Automation is quickly creeping into the warehouse space, helping workers pick goods faster than ever before.
The sudden burst of robots in warehouses aligns with the growth of e-commerce. In Georgia, the state employs roughly 118,000 packers and material handlers as e-commerce grows 15 percent a year.
It is clear that the industry is changing, but many are concerned whether manual labor jobs will be created if automation and artificial intelligence continues to take over the work.
Repetitive work is predicted to among those that are more vulnerable to automation, though, jobs are being created through the industry's growth and adoption of technology. The Bulletin reports that programmers and robot mechanics are now on staffs, though those positions require more education or skills.
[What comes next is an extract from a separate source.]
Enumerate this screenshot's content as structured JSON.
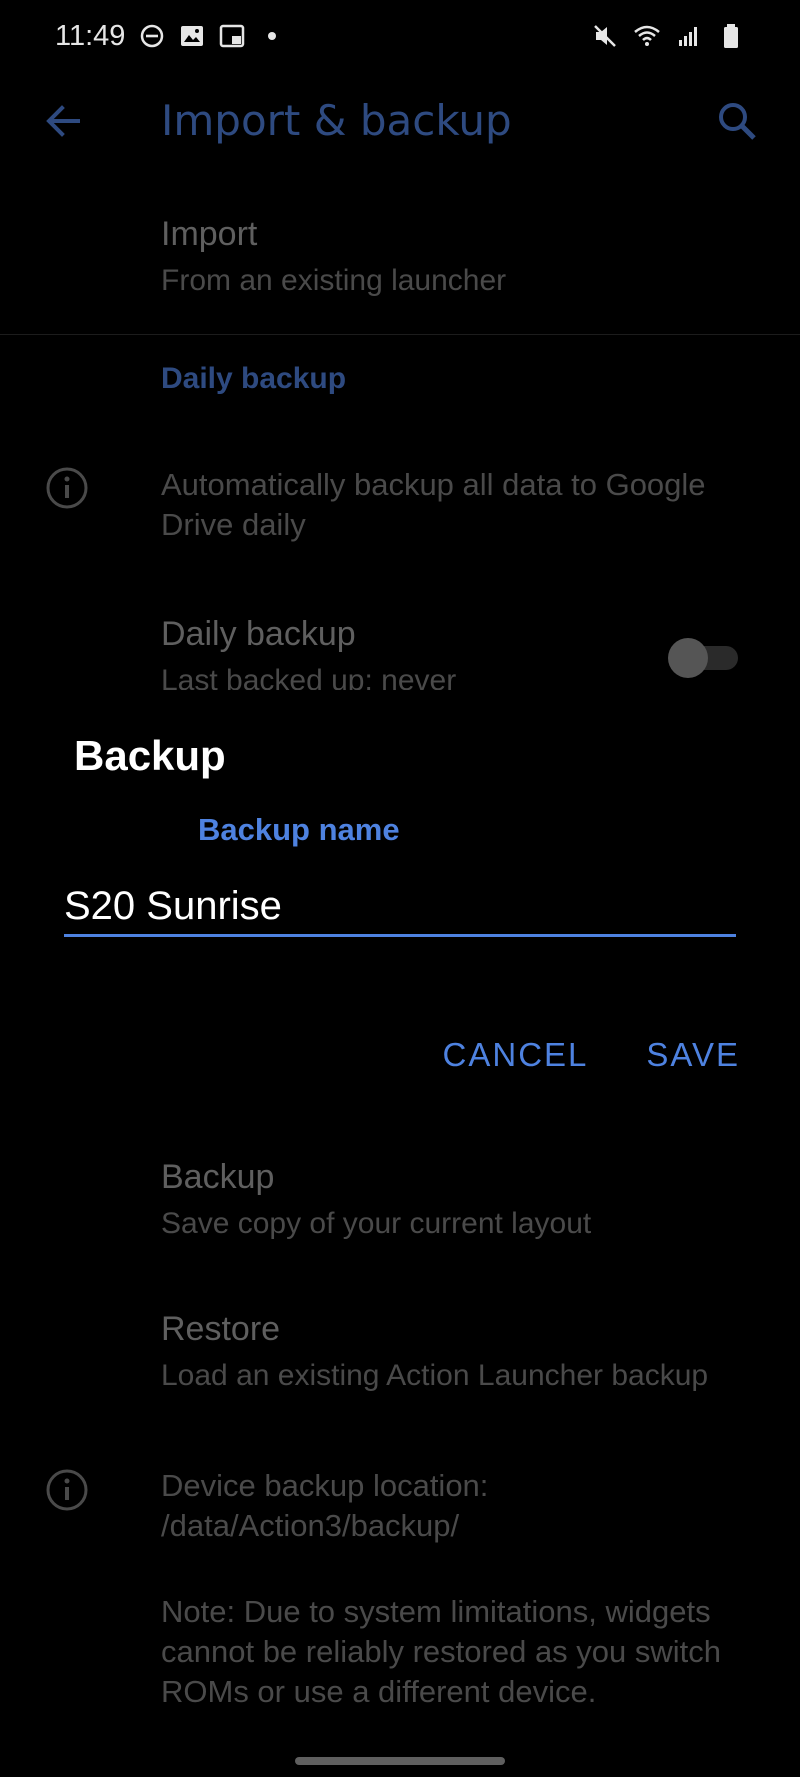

Currently the warehouse space is facing a labor shortage, despite the added help of automation. In Georgia, Indeed.com has over 6,000 warehouse jobs listed, with a majority offering a salary of $25,000 or less, a relatively low number considering that Atlanta has the sixth-most warehousing space among metro areas and is considered a major cargo hub.
In order to be more efficient, that means eliminating human work. The Bulletin reports that Amazon and GreyOrange have said that they have built and are perfecting picking robots. Though, it is unsure if robots can perform some of the least desirable aspects of the jobs.
For now, it all depends on on how well companies and educators prepare workers for new jobs that will be created by changes within the industry. To determine whether or not robots will completely takeover the warehouse space is still unclear.